In an alpha helical polypeptide, the backbone hydrogen bonds are between
(1) NH of n and CO of n + 4 amino acids
(2) CO of n and NH of n + 3 amino acids
(3) CO of n and NH of n + 4 amino acids
(4) NH of n and CO of n + 3 amino acids

Hydrogen Bonding Pattern in α-Helical Polypeptides

Protein secondary structures, such as α-helices, rely on hydrogen bonding for stability. These bonds occur between the backbone NH and CO groups of different residues within the polypeptide chain.

Correct Answer:

The correct option is:

(3) CO of n and NH of n + 4 amino acids

Explanation of the Answer Choices

1. How Hydrogen Bonds Form in α-Helices

• In an α-helix, the carbonyl oxygen (C=O) of residue n forms a hydrogen bond with the amide hydrogen (N-H) of residue n+4.
• This stabilizes the helical structure, making it compact and thermodynamically favorable.

2. Why Are Other Options Incorrect?

• (1) NH of n and CO of n + 4 (Incorrect order of donor and acceptor groups).
• (2) CO of n and NH of n + 3 (This is the bonding pattern seen in 3₁₀ helices, not α-helices).
• (4) NH of n and CO of n + 3 (Incorrect order and corresponds to different helical structures).

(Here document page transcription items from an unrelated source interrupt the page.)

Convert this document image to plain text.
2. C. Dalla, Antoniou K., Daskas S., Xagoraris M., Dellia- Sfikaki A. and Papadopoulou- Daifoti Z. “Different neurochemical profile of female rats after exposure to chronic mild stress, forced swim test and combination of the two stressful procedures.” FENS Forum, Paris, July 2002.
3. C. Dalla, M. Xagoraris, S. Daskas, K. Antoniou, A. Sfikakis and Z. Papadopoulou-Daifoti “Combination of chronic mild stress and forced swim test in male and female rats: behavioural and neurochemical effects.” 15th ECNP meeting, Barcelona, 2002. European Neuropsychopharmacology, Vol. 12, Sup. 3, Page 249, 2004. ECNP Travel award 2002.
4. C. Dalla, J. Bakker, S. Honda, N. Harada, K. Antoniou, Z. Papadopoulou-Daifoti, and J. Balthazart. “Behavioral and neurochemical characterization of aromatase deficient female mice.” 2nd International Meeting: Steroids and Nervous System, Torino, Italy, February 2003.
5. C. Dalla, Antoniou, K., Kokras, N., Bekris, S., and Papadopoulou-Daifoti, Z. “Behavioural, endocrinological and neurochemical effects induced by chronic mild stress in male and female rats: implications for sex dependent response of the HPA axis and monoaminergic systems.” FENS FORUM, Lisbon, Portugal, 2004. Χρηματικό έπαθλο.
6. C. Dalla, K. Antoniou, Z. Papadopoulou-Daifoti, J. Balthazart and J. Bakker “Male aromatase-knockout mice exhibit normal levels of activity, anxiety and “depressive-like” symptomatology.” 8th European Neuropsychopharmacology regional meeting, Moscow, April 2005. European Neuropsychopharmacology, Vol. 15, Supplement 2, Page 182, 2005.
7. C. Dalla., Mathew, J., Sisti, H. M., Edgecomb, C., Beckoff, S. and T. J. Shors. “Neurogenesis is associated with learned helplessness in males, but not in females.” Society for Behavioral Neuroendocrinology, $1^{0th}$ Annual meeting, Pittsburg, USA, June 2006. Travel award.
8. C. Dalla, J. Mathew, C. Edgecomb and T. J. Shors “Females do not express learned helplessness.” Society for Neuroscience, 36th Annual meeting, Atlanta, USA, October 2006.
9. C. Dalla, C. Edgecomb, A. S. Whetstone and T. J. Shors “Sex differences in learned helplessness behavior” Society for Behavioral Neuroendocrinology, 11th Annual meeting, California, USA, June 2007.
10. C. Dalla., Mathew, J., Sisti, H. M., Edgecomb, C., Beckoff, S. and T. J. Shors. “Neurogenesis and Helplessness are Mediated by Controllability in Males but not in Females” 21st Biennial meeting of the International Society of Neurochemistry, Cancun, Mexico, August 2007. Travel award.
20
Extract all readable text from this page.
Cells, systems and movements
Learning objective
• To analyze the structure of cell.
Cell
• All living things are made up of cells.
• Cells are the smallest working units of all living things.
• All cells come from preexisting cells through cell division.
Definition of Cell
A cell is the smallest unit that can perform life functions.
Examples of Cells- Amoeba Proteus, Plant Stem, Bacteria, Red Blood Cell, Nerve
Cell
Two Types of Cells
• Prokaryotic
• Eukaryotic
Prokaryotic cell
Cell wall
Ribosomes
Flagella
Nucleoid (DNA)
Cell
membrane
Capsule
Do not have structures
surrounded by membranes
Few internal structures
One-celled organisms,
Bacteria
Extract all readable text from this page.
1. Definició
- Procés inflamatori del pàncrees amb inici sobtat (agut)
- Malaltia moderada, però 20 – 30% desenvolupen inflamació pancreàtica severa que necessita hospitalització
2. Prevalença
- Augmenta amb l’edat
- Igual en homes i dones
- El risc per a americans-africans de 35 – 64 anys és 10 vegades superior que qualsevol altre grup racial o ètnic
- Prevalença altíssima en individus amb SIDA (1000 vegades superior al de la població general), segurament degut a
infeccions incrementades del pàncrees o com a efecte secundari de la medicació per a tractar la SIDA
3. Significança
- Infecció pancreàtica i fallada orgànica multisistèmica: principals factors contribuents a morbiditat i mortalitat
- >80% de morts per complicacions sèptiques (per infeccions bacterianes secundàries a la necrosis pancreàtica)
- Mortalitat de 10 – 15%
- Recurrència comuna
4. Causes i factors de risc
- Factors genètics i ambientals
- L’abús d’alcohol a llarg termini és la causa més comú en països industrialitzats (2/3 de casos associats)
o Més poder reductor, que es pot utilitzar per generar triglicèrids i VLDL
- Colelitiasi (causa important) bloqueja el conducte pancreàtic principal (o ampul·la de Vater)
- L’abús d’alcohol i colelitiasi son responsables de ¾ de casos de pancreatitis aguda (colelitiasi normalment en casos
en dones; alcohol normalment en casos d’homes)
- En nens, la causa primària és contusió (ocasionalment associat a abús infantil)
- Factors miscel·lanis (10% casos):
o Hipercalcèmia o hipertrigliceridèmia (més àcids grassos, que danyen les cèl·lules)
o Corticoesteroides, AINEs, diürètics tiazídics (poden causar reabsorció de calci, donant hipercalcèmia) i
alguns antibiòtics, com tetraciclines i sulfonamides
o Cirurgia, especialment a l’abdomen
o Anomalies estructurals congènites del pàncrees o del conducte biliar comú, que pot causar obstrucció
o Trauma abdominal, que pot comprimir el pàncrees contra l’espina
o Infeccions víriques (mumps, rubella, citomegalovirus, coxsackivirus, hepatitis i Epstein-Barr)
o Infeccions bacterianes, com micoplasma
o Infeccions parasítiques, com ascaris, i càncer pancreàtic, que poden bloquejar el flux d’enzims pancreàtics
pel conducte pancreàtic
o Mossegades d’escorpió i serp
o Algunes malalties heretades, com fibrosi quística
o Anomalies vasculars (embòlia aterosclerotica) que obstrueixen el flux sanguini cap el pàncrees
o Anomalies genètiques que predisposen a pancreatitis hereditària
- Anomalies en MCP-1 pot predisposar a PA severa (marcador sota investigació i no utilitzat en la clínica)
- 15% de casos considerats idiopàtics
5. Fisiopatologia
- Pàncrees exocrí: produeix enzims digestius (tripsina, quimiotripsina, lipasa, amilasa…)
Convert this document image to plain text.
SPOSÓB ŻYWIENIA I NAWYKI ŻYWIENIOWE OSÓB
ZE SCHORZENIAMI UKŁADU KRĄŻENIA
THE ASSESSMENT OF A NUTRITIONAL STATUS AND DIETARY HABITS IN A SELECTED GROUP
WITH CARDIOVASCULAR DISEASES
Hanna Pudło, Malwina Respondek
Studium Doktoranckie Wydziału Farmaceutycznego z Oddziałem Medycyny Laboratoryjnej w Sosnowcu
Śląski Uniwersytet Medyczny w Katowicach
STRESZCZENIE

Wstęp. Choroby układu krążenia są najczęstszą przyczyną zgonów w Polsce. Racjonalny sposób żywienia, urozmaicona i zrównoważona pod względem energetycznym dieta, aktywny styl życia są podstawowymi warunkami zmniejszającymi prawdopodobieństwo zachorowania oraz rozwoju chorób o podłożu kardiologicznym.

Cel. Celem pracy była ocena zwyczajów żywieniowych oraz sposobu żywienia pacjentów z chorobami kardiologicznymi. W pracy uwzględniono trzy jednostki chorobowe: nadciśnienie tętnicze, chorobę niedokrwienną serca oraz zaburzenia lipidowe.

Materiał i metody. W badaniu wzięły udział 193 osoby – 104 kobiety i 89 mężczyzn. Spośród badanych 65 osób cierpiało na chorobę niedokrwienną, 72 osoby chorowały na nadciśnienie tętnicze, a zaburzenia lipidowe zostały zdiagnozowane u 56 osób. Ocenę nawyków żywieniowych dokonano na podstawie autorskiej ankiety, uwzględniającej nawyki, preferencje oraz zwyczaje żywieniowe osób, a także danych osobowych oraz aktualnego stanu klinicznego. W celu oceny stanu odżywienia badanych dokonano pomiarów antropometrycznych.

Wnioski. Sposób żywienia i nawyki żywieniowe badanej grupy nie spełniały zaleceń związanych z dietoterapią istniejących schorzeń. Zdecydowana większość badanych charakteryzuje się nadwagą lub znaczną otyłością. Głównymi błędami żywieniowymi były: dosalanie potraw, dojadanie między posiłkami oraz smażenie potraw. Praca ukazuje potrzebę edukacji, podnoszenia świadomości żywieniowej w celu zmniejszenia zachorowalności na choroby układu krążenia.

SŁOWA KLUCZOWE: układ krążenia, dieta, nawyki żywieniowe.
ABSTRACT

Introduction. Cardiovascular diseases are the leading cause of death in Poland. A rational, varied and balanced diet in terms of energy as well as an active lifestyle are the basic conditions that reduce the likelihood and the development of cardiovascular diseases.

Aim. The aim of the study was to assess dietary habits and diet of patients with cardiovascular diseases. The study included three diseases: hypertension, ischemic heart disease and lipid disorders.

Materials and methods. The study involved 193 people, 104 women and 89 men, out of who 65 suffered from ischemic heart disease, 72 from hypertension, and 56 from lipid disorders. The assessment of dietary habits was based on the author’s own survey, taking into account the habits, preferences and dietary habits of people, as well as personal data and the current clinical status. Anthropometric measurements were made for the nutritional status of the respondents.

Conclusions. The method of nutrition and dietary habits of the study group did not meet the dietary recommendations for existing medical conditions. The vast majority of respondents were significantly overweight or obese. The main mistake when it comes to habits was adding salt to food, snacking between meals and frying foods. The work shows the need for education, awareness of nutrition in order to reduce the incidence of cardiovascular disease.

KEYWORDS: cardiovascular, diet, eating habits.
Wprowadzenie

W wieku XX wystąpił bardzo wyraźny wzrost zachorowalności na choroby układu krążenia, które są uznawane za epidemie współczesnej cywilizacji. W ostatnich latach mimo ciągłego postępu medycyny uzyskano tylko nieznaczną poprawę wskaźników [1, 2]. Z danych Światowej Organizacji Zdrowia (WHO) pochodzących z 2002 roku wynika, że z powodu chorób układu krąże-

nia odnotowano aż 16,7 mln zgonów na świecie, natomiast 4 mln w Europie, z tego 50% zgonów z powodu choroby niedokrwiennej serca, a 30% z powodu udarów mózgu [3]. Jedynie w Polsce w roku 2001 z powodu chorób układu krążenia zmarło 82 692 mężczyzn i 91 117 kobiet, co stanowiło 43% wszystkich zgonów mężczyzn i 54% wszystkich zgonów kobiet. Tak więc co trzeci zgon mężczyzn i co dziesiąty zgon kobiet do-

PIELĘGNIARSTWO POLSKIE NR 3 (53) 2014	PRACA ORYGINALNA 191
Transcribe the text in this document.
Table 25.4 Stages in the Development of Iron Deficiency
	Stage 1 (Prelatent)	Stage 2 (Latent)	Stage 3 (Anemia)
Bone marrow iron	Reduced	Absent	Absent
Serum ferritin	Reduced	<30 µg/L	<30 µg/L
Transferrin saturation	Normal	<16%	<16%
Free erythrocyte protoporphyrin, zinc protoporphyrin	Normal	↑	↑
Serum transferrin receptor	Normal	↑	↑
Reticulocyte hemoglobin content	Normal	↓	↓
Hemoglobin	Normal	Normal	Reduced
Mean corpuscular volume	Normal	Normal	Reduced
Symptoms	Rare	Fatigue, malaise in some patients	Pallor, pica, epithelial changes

Significance of Hydrogen Bonding in α-Helices

1. Contribution to Protein Stability

• Hydrogen bonds prevent the helix from collapsing or unwinding.
• The optimal length and spacing of these bonds maintain a right-handed helical twist.

2. Role in Protein Function and Folding

• Many enzymes and structural proteins contain α-helices due to their stability.
• Proper hydrogen bonding ensures correct folding, preventing diseases like Alzheimer’s and Parkinson’s.

3. Applications in Bioengineering

• Understanding α-helical hydrogen bonding aids in designing synthetic peptides.
• It helps in the development of drug delivery systems and biomaterials.

Conclusion

The hydrogen bonding pattern in α-helices follows a CO (n) to NH (n+4) interaction, ensuring stability, structural integrity, and proper protein folding. This fundamental principle is crucial for biochemistry, structural biology, and protein engineering.